Adaptive solutions created to respond to challenges presented by the building structure and environment.

The remodelling of 16 Old Bailey redeveloped the building into 156,000 square feet of commercial space with views of the Old Bailey High Court and St Pauls Cathedral.

This building is a unique blend of two interconnecting elements: the 19th Century Grade II listed front section, Britannia House, and the 1970s office building.

Both sections were in need of significant renovation as well as the creation of an additional 2 floors to expand the space to 10 floors, which included landscaped terraces, a double height reception and a new glazed façade.

GKR Scaffolding provided access solutions for principal contractor Knight Harwood.

Renovating the old….

Full façade scaffold was erected to Britannia House for stone cleaning and was built up in 2m lift heights to roof level to also allow access for the roof repairs.

The front elevation was built from the ground; however, this building was directly adjacent to roads on both sides. As there wasn’t enough room between the building and the road to allow a scaffold to be based out, cantilevers were erected on the 2nd floor.

These extended from within the building, linking to the front elevation with beam bridging. Then, in order to access the 1st floor stone, a lift was suspended from the beam bridges. This meant that access was provided to all elevations.

A protection fan was erected along Green Arbour Court an elevation without scaffold. This was built to allow high level works from the 5th floor whilst protecting the pavement below.

…improving the new.

Full façade scaffold was also erected to two elevations of the newer office building. Lift heights were determined by the façade company to be 0.5m down from each floor level. This meant we installed shorter lifts of 1.85m height to accommodate this.
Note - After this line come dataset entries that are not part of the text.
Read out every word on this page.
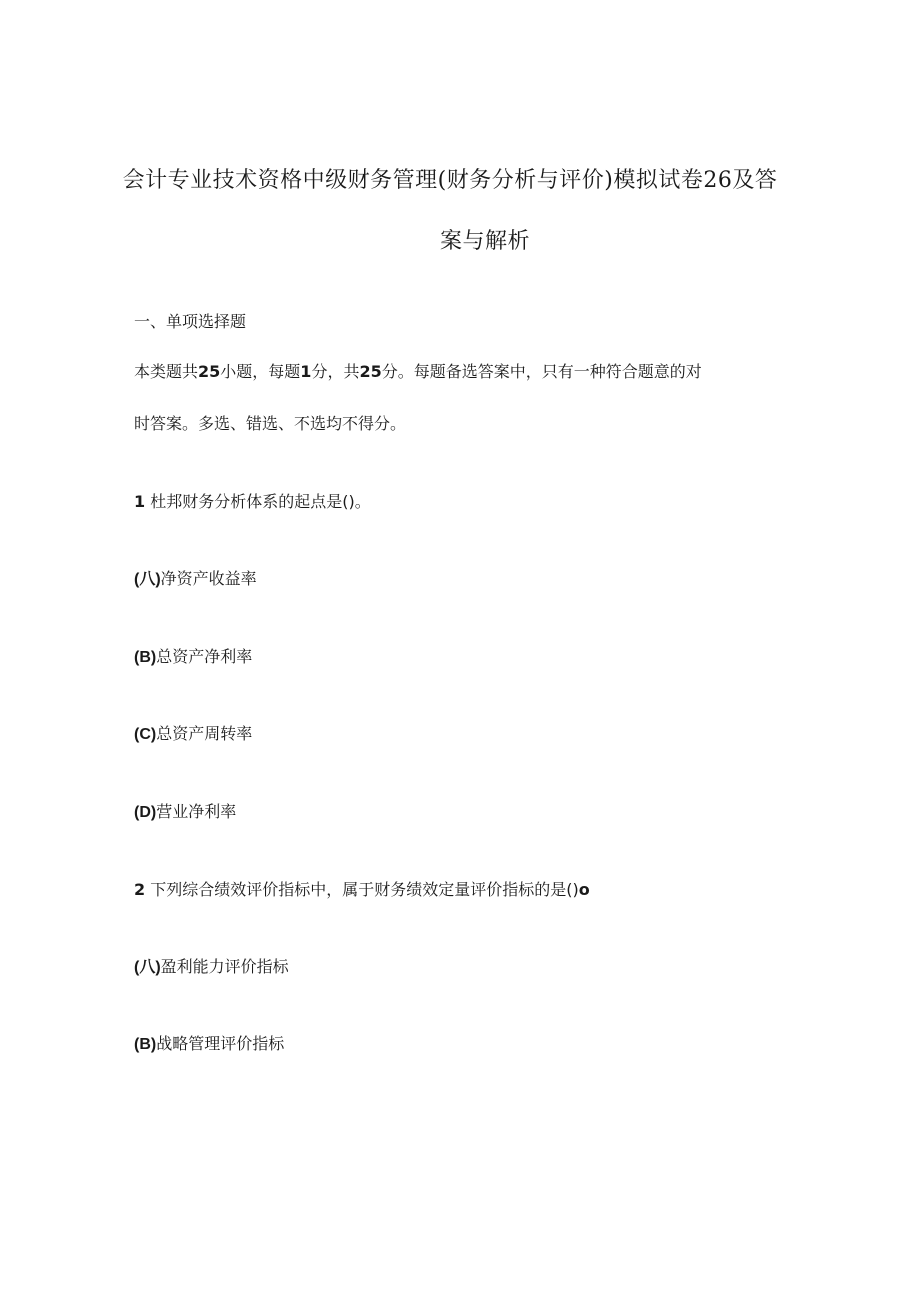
会计专业技术资格中级财务管理(财务分析与评价)模拟试卷26及答
案与解析
一、单项选择题
本类题共25小题，每题1分，共25分。每题备选答案中，只有一种符合题意的对
时答案。多选、错选、不选均不得分。
1 杜邦财务分析体系的起点是()。
(八)净资产收益率
(B)总资产净利率
(C)总资产周转率
(D)营业净利率
2 下列综合绩效评价指标中，属于财务绩效定量评价指标的是()o
(八)盈利能力评价指标
(B)战略管理评价指标
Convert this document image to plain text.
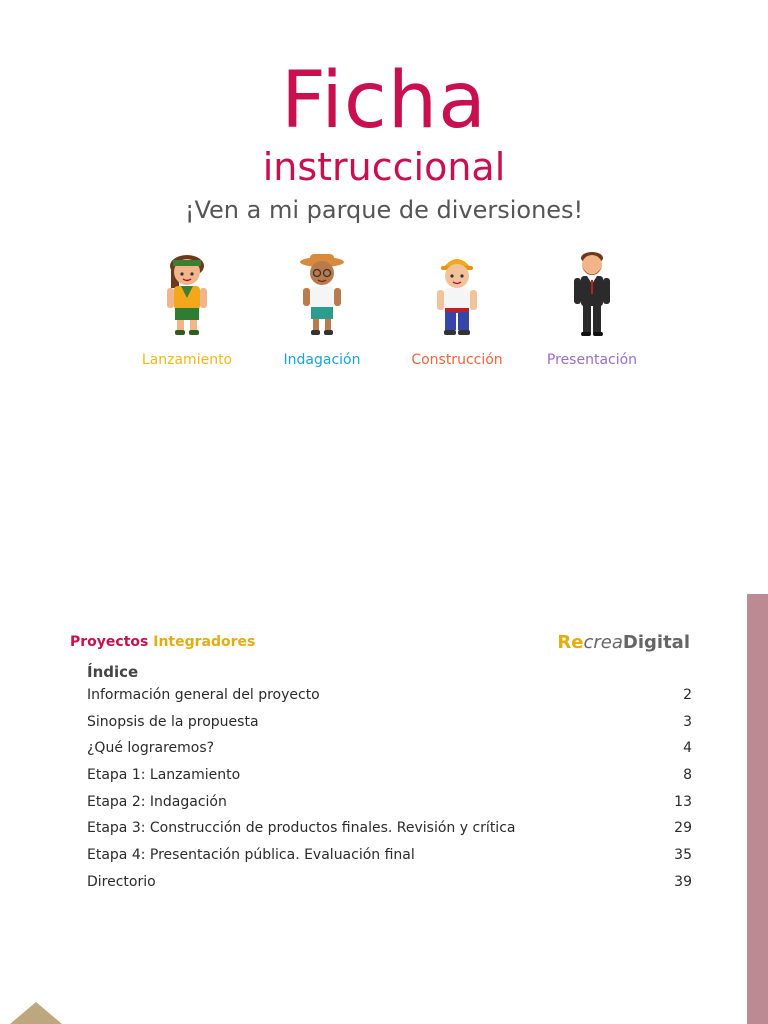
Ficha
instruccional
¡Ven a mi parque de diversiones!
Lanzamiento	Indagación	Construcción	Presentación
Proyectos Integradores	RecreaDigital
Índice
Información general del proyecto	2
Sinopsis de la propuesta	3
¿Qué lograremos?	4
Etapa 1: Lanzamiento	8
Etapa 2: Indagación	13
Etapa 3: Construcción de productos finales. Revisión y crítica	29
Etapa 4: Presentación pública. Evaluación final	35
Directorio	39
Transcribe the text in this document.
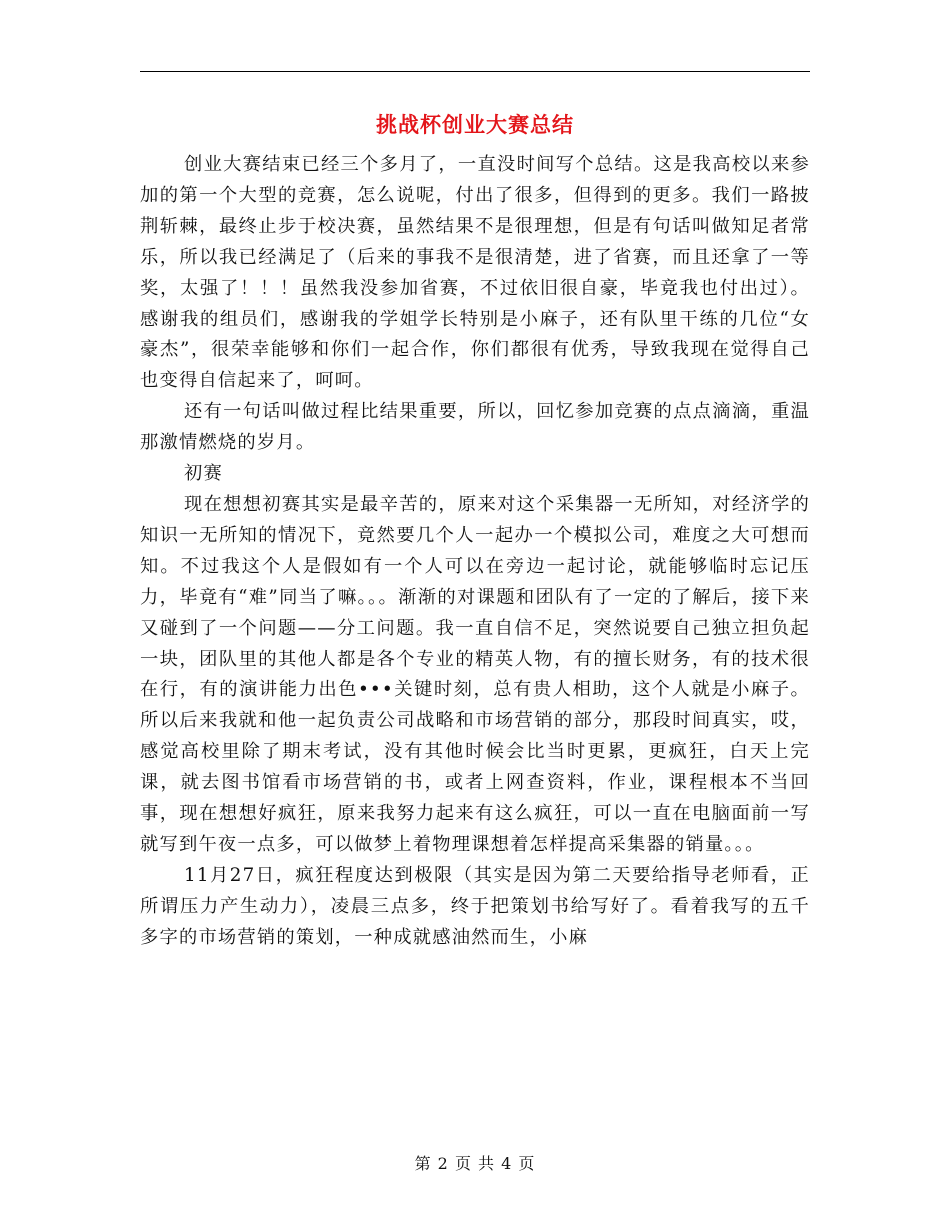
挑战杯创业大赛总结

创业大赛结束已经三个多月了，一直没时间写个总结。这是我高校以来参加的第一个大型的竞赛，怎么说呢，付出了很多，但得到的更多。我们一路披荆斩棘，最终止步于校决赛，虽然结果不是很理想，但是有句话叫做知足者常乐，所以我已经满足了（后来的事我不是很清楚，进了省赛，而且还拿了一等奖，太强了！！！虽然我没参加省赛，不过依旧很自豪，毕竟我也付出过）。感谢我的组员们，感谢我的学姐学长特别是小麻子，还有队里干练的几位“女豪杰”，很荣幸能够和你们一起合作，你们都很有优秀，导致我现在觉得自己也变得自信起来了，呵呵。

还有一句话叫做过程比结果重要，所以，回忆参加竞赛的点点滴滴，重温那激情燃烧的岁月。

初赛

现在想想初赛其实是最辛苦的，原来对这个采集器一无所知，对经济学的知识一无所知的情况下，竟然要几个人一起办一个模拟公司，难度之大可想而知。不过我这个人是假如有一个人可以在旁边一起讨论，就能够临时忘记压力，毕竟有“难”同当了嘛。。。渐渐的对课题和团队有了一定的了解后，接下来又碰到了一个问题——分工问题。我一直自信不足，突然说要自己独立担负起一块，团队里的其他人都是各个专业的精英人物，有的擅长财务，有的技术很在行，有的演讲能力出色•••关键时刻，总有贵人相助，这个人就是小麻子。所以后来我就和他一起负责公司战略和市场营销的部分，那段时间真实，哎，感觉高校里除了期末考试，没有其他时候会比当时更累，更疯狂，白天上完课，就去图书馆看市场营销的书，或者上网查资料，作业，课程根本不当回事，现在想想好疯狂，原来我努力起来有这么疯狂，可以一直在电脑面前一写就写到午夜一点多，可以做梦上着物理课想着怎样提高采集器的销量。。。

11月27日，疯狂程度达到极限（其实是因为第二天要给指导老师看，正所谓压力产生动力），凌晨三点多，终于把策划书给写好了。看着我写的五千多字的市场营销的策划，一种成就感油然而生，小麻

第 2 页 共 4 页
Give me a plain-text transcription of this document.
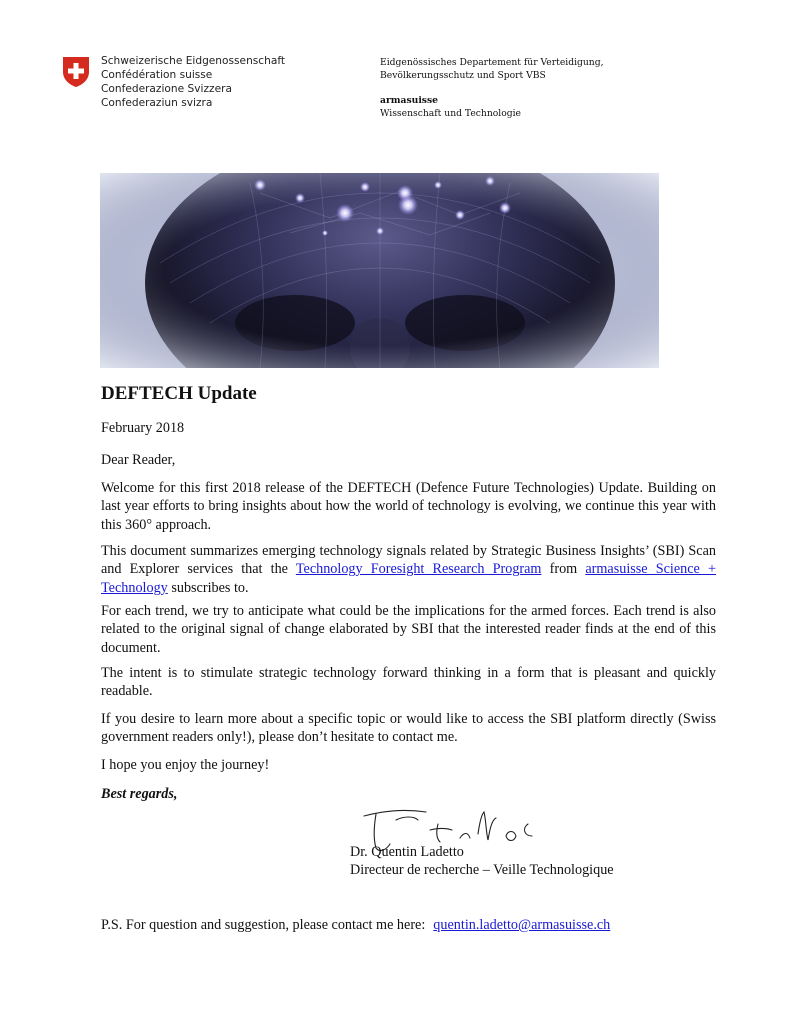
Schweizerische Eidgenossenschaft
Confédération suisse
Confederazione Svizzera
Confederaziun svizra
Eidgenössisches Departement für Verteidigung,
Bevölkerungsschutz und Sport VBS
armasuisse
Wissenschaft und Technologie
DEFTECH Update

February 2018

Dear Reader,

Welcome for this first 2018 release of the DEFTECH (Defence Future Technologies) Update. Building on last year efforts to bring insights about how the world of technology is evolving, we continue this year with this 360° approach.

This document summarizes emerging technology signals related by Strategic Business Insights’ (SBI) Scan and Explorer services that the Technology Foresight Research Program from armasuisse Science + Technology subscribes to.

For each trend, we try to anticipate what could be the implications for the armed forces. Each trend is also related to the original signal of change elaborated by SBI that the interested reader finds at the end of this document.

The intent is to stimulate strategic technology forward thinking in a form that is pleasant and quickly readable.

If you desire to learn more about a specific topic or would like to access the SBI platform directly (Swiss government readers only!), please don’t hesitate to contact me.

I hope you enjoy the journey!

Best regards,
Dr. Quentin Ladetto
Directeur de recherche – Veille Technologique
P.S. For question and suggestion, please contact me here: quentin.ladetto@armasuisse.ch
As the main elevations from the ground to the 5th floor consisted of existing glass panels, there was no structure to tie the scaffold into. There were, however, a number of windows that would open slightly at the top. This allowed us to install raking ties down through the gap in the window and drill into the floor slab at each level.

New panels were installed above the 6th floor where we could tie directly to the steel frame through the opening for the glazing panels before they were installed. These had to be adjusted as the scaffold came down to allow the final panel installation.

Additionally, the scaffold in the 12m section that had previously been the Atrium in the centre of the main elevation, had to be built without ties. This was due to the angled steelwork having to remain tie free.

A double tie was therefore developed to use the steel column and additional bracing was designed to stabilise the scaffold.

Access to maintain productivity

Despite being in a restricted area, deliveries to site were optimised by using both the crane and the lifting hoists at the same time. This doubled the number of deliveries to site within the same time frame.

A hoist run off was built in the loading bay to service 2 hoists a goods lift and a passenger/goods lift. This was built from the ground to the 9th floor level with landings at each floor level.

In addition to this a landing gantry was built to service the goods only hoist. This allowed 2 vehicles to unload at the same time one directly into the first hoist and the other to be unloaded by crane either to the roof areas or onto the landing platform.

The Outcome

By proactively adapting to project demands, GKR was able to create solutions to tying and securing scaffold when presented with limitations in using the building and steel structure.

This ensured that scaffold could be erected without impacting detrimentally on programme or the integrity of the building work.

As is typical with working in Central London, GKR also ensured that both the site and general public were safe throughout the duration of the work. Works and logistics were planned to cause minimum disruption to those in the neighbouring environment.